Amuser en faisant réfléchir. Tel est le mantra des réalisateurs de l'immense succès Intouchables, qui sont de retour avec Une année difficile, une nouvelle comédie à saveur sociale mettant en vedette un duo.
Albert (Pio Marmaï) et Bruno (Jonathan Cohen) ont des dettes et profitent du système pour éviter de boire la tasse. Opportunistes, ils décident d'intégrer un mouvement de jeunes militants écolos dirigé par Cactus (Noémie Merlant), se faisant maintenant appeler Poussin et Lexo. Peut-être qu'en embrassant leur cause, ils pourront redonner foi en leur existence.
Le film débute par une introduction à deux temps qui pique immédiatement la curiosité. Les discours de présidents français se succèdent à l'écran en rappelant que la présente année a été difficile. Puis, il y a une opération d'activistes qui se prépare afin de paralyser un Black Friday dans un magasin.
Le ton est donné. On se retrouve devant une charge contre le capitalisme ambiant, qui endette les gens en les rendant vulnérables (on pense au Thanksgiving d'Eli Roth, en moins sanglant). L'environnement s'en va dans le mur et la jeune génération cherche à renverser la balance. Bien que le drame social ne soit pas particulièrement subtil, il évite d'être moralisateur puisque le scénario se moque de tout et de n'importe quoi. Cela le rend d'ailleurs ambigu tant il demeure inabouti.
Cet humour s'avère malheureusement trop inégal pour convaincre réellement. Les gags brillants et désolants se succèdent au tournant, s'avérant souvent redondants. L'amalgame ne prend qu'avec parcimonie, et c'est lorsqu'il verse dans le conte naïf et romantique (la fin avec la musique de Jacques Brel est tout simplement savoureuse) que l'ensemble se veut le plus attendrissant.

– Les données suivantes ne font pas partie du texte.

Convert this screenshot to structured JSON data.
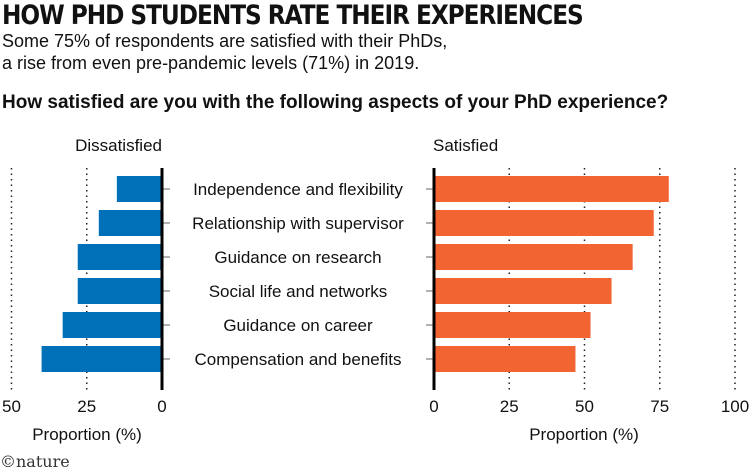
{
  "title": "HOW PHD STUDENTS RATE THEIR EXPERIENCES",
  "subtitle": [
    "Some 75% of respondents are satisfied with their PhDs,",
    "a rise from even pre-pandemic levels (71%) in 2019."
  ],
  "question": "How satisfied are you with the following aspects of your PhD experience?",
  "logo": "©nature",
  "chart_data": [
    {
      "type": "bar",
      "orientation": "horizontal",
      "title": "Dissatisfied",
      "xlabel": "Proportion (%)",
      "xlim": [
        50,
        0
      ],
      "ticks": [
        "50",
        "25",
        "0"
      ],
      "tick_values": [
        50,
        25,
        0
      ],
      "grid": true,
      "color": "#0070B8",
      "categories": [
        "Independence and flexibility",
        "Relationship with supervisor",
        "Guidance on research",
        "Social life and networks",
        "Guidance on career",
        "Compensation and benefits"
      ],
      "values": [
        15,
        21,
        28,
        28,
        33,
        40
      ]
    },
    {
      "type": "bar",
      "orientation": "horizontal",
      "title": "Satisfied",
      "xlabel": "Proportion (%)",
      "xlim": [
        0,
        100
      ],
      "ticks": [
        "0",
        "25",
        "50",
        "75",
        "100"
      ],
      "tick_values": [
        0,
        25,
        50,
        75,
        100
      ],
      "grid": true,
      "color": "#F26532",
      "categories": [
        "Independence and flexibility",
        "Relationship with supervisor",
        "Guidance on research",
        "Social life and networks",
        "Guidance on career",
        "Compensation and benefits"
      ],
      "values": [
        78,
        73,
        66,
        59,
        52,
        47
      ]
    }
  ]
}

Cela aurait sans doute pu être évité en recourant à un meilleur duo. La chimie entre Pio Marmaï (Porthos dans la nouvelle adaptation des Trois mousquetaires) et Jonathan Cohen (qui incarnait Graindemaïs dans Astérix et Obélix : L'empire du milieu) laisse parfois à désirer. Le premier est souvent hilarant avec ses facéties et son charisme, alors que le second laisse de glace en jouant sans cesse de la même façon, en se sentant parfois plus sur scène que dans un film.
Le reste de la distribution est suffisamment solide pour oublier ce désagrément. Noémie Merlant (Portrait de la jeune fille en feu) procure une fraîcheur certaine à son personnage, et quelle surprise de revoir Grégoire Leprince-Ringuet - qui a beaucoup tourné avec Robert Guédiguian et Christophe Honoré - dans un rôle de jaloux pathétique! C'est sans compter sur la présence de Mathieu Amalric, inoubliable en guide qui prodigue des conseils économes aux héros... tout en tentant d'aller chaque soir jouer au casino!
La mise en scène en demi-teinte des cinéastes Éric Toledano et Olivier Nakache est particulièrement alerte lorsque les militants préparent un nouveau coup. Le rythme s'active, la tension monte et la musique se veut accrocheuse. Le reste du temps, la réalisation demeure beaucoup plus conventionnelle et anonyme.
Tel un monstre à deux têtes, Une année difficile tente d'être drôle et sérieux à la fois, social et ludique, d'auteur et grand public, n'y arrivant qu'à moitié. Le long métrage s'inscrit dans une filmographie cohérente (qui, outre Intouchables, comprend notamment Hors normes, Le sens de la fête et Samba) qui met à l'avant-plan l'engagement et le divertissement. Celui qui est gentil et, malheureusement, trop souvent oubliable.